Other assessments of surgical timing in central cord syndrome reveal mixed results with respect to neurologic recovery. Kepler et al. (2015) found that early (<24 hours) surgery conferred no advantage in terms of AIS motor recovery, but that age was a significant predictor of worse neurological outcome. Anderson et al. (2012a) found no association between surgical timing and AIS motor outcome.
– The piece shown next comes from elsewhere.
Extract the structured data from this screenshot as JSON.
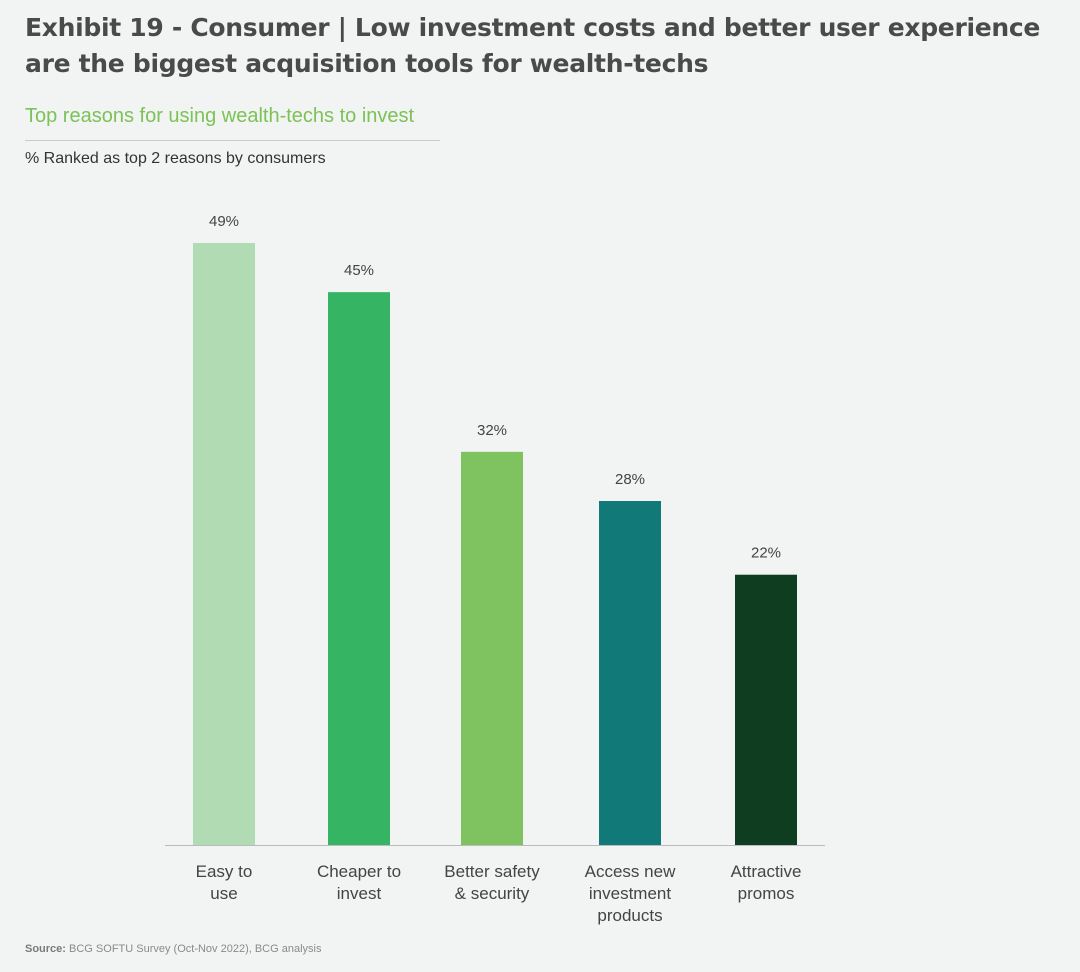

In a cohort study Jug et al. (2015) found a significant neurological benefit to those receiving very early surgery (<8 hours) compared to “late” surgery which was performed 8-24 hours post SCI. Guest et al. (2002b) found that early surgery conferred a neurological recovery advantage in those individuals with an acute lesion such as an acute disc herniation or a compressive fracture, but not in those with a chronic process such as spondylosis.
Chen et al. (2009a) followed surgically treated individuals and noted that at 6 months, there were improvements in AIS motor score, but there was no non-surgical comparator group. Among surgically treated individuals, there were no differences in health-related quality of life when assessing early (<4 days) versus late surgery. Similar to previous studies, older age was a negative prognostic factor.
Liu et al. (2017) reported on a series of 11 individuals presenting who underwent surgical treatment for central cord syndrome in a delayed fashion (mean of 90 days after injury). In this cohort, postoperative AIS and quality of life scores showed improvement, but the absence of a nonsurgical comparator group again makes conclusions difficult.
There is level 3 evidence (based on one case control: Aito et al. 2007a) that surgical treatment of traumatic central cord syndrome does not confer neurologic benefit compared to conservative management.
There is conflicting level 2 and 4 evidence (based on one cohort and five case series studies: Jug et al. 2015; Chen et al. 2009a; R. Guest et al. 2015a; Kepler et al. 2015; Y. Liu et al. 2017; Bohl et al. 2015a) that early decompression of central cord lesions have similar neurologic outcomes to late surgery but that the latter may have lower mortality, possibly due to age-and-comorbidity-related factors.